Ruedi Isler: Gegen Ende seines Studiums hat mich einmal ein eher bildungsresistenter Student ganz unvermittelt angesprochen. Er hat mir mitgeteilt, dass der einzige Fortschritt in seinen drei Jahren Lehrerbildung darin bestanden habe, dass er nun drei Jahre älter sei. Es war kein guter Student, er glaubte nur, dass er schon alles wisse. Für andere mag sein Statement jedoch stimmen. Gibt es nicht geborene Lehrerinnen und Lehrer, die eigentlich eine nur ganz minimale Ausbildung bräuchten?Mario Bernet: Nein, die gibt es nicht.
Isler: So klar, die Sache?
Bernet: Unmittelbar nach der Matura und Rekrutenschule konnte ich im Thurgau ein Vikariat an einer dritten Sekundarklasse übernehmen. Im Fach Geschichte ging es um die Euphorie in Deutschland zu Beginn des Ersten Weltkriegs. Das lief ganz passabel. Aber was ich inhaltlich und didaktisch geboten hatte, war eine zufällige Mischung: Ich wollte es anders machen als die langweiligen Geschichtslehrer im Gymnasium, konnte ein solides Lehrmittel einsetzen, und schliesslich hatte ich noch die Rekrutenschule in den Knochen. Mir geht es um dieses Zufällige! In der Lehrerbildung wird der Zufall der eigenen Biografie zwar nicht ausgeräumt, aber immerhin sublimiert.
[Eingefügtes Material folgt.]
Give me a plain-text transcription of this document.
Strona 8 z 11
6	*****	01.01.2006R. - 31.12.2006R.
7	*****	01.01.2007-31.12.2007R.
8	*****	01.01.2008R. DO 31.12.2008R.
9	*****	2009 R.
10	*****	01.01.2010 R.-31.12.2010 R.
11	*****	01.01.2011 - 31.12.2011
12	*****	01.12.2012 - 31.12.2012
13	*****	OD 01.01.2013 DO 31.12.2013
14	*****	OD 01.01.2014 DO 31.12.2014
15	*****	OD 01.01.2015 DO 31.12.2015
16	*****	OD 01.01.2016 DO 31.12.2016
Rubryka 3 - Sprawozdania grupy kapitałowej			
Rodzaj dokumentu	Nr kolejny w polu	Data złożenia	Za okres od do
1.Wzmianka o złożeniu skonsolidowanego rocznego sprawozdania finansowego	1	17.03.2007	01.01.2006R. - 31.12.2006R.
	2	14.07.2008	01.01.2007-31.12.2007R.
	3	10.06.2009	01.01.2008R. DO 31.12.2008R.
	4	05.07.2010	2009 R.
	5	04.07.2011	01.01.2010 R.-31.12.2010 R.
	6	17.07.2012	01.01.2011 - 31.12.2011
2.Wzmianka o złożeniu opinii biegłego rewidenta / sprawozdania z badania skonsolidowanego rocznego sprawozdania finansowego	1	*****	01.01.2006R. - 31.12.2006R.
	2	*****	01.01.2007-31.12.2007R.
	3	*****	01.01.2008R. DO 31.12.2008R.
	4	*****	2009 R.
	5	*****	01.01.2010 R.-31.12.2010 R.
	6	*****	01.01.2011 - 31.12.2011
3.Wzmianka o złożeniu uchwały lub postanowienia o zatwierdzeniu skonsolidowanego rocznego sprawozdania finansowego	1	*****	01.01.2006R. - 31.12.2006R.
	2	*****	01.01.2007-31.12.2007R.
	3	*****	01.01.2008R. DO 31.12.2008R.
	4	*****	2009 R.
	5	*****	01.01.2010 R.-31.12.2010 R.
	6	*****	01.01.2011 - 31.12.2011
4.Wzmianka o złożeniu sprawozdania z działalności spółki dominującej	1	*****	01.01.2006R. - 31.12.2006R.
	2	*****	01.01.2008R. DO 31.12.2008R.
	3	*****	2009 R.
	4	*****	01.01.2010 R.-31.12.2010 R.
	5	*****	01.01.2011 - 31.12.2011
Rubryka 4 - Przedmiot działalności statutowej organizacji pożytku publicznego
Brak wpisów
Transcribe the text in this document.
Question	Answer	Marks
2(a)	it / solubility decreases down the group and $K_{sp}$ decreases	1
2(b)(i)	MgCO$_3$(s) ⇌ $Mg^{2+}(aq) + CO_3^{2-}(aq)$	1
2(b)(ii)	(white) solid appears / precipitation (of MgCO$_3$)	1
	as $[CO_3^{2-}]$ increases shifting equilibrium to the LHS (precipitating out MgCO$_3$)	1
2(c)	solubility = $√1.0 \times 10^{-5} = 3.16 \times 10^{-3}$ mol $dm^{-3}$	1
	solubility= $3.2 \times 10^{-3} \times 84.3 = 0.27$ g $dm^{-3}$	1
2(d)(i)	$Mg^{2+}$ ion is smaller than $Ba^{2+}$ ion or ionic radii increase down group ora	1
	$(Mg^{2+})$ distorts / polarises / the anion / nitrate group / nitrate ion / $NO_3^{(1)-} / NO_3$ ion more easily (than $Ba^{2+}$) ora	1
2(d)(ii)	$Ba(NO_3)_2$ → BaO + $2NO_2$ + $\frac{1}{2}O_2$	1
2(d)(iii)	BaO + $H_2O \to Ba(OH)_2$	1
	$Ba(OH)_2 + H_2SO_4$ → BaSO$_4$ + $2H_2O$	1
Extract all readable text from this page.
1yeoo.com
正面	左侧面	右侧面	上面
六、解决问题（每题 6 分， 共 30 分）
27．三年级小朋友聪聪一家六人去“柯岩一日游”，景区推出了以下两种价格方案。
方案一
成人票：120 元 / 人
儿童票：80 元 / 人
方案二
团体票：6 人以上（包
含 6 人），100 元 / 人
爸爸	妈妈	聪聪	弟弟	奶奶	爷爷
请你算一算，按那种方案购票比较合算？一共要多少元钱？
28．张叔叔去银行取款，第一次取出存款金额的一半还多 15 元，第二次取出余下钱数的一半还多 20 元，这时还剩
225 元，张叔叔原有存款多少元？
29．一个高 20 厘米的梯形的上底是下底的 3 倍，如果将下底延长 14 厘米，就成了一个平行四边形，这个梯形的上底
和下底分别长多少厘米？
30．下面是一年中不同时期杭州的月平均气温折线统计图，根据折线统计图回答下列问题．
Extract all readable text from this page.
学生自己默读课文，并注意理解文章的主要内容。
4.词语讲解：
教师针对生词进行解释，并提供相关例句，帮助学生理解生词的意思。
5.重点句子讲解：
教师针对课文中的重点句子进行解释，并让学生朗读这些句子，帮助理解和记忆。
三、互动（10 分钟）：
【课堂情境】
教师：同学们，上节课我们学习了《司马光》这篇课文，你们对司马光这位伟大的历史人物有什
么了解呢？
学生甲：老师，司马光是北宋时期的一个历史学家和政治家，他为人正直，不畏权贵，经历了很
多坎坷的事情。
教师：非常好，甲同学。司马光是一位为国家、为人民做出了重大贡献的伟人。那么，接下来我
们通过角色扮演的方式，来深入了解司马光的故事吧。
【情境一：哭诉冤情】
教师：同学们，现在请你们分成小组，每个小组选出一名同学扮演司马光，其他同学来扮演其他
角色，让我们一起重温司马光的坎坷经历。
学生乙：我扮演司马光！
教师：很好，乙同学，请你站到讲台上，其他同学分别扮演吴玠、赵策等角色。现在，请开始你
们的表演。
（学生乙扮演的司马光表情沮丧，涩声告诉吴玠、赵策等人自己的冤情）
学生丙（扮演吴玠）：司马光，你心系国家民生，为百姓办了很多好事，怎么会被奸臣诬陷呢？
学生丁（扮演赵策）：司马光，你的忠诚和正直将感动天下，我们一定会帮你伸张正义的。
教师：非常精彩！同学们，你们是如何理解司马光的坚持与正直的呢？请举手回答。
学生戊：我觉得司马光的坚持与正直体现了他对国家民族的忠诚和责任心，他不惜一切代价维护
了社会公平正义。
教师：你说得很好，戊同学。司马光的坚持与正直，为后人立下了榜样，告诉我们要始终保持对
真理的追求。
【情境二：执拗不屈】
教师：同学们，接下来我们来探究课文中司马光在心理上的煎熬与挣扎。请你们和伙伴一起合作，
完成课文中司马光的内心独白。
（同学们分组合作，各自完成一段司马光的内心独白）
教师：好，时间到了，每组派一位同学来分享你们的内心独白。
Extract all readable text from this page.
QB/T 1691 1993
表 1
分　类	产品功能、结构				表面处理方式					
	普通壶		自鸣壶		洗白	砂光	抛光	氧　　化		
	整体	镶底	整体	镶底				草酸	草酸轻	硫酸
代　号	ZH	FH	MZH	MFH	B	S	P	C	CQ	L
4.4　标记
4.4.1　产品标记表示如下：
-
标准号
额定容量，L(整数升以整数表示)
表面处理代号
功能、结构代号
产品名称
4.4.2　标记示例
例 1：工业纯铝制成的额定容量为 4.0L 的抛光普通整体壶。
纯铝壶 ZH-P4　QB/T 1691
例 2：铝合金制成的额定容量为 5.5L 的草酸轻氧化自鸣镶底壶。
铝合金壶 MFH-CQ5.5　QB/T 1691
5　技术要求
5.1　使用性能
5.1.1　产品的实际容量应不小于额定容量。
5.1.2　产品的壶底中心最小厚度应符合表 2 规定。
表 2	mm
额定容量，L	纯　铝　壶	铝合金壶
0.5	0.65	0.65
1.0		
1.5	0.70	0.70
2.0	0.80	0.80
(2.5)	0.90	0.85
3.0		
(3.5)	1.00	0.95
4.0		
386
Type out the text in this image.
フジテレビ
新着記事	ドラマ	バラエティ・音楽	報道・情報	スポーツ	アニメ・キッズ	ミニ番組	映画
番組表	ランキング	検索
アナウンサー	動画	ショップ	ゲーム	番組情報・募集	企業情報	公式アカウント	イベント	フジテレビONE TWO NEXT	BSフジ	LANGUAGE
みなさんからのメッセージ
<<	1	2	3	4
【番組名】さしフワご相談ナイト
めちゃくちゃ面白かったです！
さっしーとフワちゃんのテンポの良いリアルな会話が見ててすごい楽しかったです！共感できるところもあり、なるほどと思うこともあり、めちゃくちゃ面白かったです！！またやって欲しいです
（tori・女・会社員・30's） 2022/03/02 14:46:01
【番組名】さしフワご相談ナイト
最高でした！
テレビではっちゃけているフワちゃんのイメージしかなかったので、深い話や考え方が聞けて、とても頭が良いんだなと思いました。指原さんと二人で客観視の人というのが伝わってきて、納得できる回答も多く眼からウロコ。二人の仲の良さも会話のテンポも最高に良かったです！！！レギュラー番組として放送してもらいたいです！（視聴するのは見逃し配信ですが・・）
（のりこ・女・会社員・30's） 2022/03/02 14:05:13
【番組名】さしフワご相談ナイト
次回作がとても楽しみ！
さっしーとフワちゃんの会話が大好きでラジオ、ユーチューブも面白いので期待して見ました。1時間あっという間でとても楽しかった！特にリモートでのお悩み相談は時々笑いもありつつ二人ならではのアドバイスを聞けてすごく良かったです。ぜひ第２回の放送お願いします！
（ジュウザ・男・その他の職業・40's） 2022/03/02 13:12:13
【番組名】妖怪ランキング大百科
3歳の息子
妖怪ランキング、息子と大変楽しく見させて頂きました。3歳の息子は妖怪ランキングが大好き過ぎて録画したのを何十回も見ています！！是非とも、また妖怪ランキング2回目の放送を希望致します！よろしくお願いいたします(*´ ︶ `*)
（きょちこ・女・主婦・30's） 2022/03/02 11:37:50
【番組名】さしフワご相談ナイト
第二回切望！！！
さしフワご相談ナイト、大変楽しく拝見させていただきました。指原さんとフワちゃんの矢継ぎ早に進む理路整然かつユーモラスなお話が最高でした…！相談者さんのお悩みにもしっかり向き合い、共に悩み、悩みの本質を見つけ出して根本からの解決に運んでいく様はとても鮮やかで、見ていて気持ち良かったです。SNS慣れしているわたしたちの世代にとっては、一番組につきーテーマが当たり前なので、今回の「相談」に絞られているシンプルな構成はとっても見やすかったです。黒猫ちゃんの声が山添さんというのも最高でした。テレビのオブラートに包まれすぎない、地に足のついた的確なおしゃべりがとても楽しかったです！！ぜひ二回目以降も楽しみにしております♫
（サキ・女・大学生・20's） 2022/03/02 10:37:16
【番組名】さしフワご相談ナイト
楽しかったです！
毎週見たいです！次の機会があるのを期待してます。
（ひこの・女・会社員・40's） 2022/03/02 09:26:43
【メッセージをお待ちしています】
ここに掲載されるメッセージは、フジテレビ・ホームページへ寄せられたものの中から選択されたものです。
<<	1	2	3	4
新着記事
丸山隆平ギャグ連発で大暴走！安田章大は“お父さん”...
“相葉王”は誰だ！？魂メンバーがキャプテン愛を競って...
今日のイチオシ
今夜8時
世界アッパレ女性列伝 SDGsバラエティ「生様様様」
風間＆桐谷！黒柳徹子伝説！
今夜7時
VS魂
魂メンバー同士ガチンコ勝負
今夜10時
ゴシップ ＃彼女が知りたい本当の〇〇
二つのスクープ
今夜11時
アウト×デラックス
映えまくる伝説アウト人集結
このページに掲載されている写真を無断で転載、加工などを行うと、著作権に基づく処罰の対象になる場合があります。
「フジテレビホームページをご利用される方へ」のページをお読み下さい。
Isler: Meinst du mit «sublimiert», dass in den Schulen genau das zur Praxis wird, was wir hier lehren?
Bernet: Nein, ich wollte betonen, dass die eigene Person und die eigene Geschichte so etwas wie den Rohstoff für den Lehrberuf bilden. Dieser Rohstoff wird im Studium nicht verbraucht, sondern veredelt. Klingt das zu pathetisch?
Isler: Es tönt schön – aber die Wirkung unserer Ausbildung scheint mir wenig berechenbar. Ob und wie sich Lernbiografie, Überzeugungen und Vorurteile verändern, hat immer etwas Unberechenbares an sich. Dass eine durchkomponierte Ausbildung zwingend wirkt, widerlegt mein Anfangsbeispiel. Für Naturbegabte hingegen wäre eine kürzere Ausbildung möglich oder eine mit weiterführenden Schwerpunkten und Wahlmöglichkeiten. Mein Student wiederum bräuchte ein individuell auf ihn zugeschnittenes Programm. Fazit: nicht Einerlei für alle!
Bernet: Bezüglich der Ausgestaltung der Studiengänge bin ich nicht sehr versiert, aber ich bin etwas skeptisch, was die Wirkung curricularer Kunstgriffe anbelangt. Wer soll entscheiden, was wichtiger ist: Fachdidaktik, Erziehungs- und Sozialwissenschaft, Recht und Ethik, Berufspraxis? Das ist alles bedeutsam im Lehrberuf. Entscheidend ist doch, wie es vermittelt wird, nämlich herausfordernd und einladend. Aber klar: Ohne Bildungshunger läuft gar nichts, und der lässt sich nicht einfach herstellen.
Isler: Lieber Kollege, dauernd predigen wir die Individualisierung. Ich wünschte mir in unseren Studiengängen für bereits gut Ausgerüstete vielfältigere Möglichkeiten – und für schwer Erreichbare viel Engagement und Beharrlichkeit auf unserer Seite. Tröstlich immerhin, dass wir als Ausbildner dazu neigen, unsere Wirkung zu überschätzen. Das bewahrt unser Selbstbild vor gröberer Beschädigung.
Bernet: Wozu wir hingegen nicht neigen sollten: die Studierenden zu unterschätzen. Diese Faustregel ist bekanntlich immer ratsam, wenn es um Bildung geht.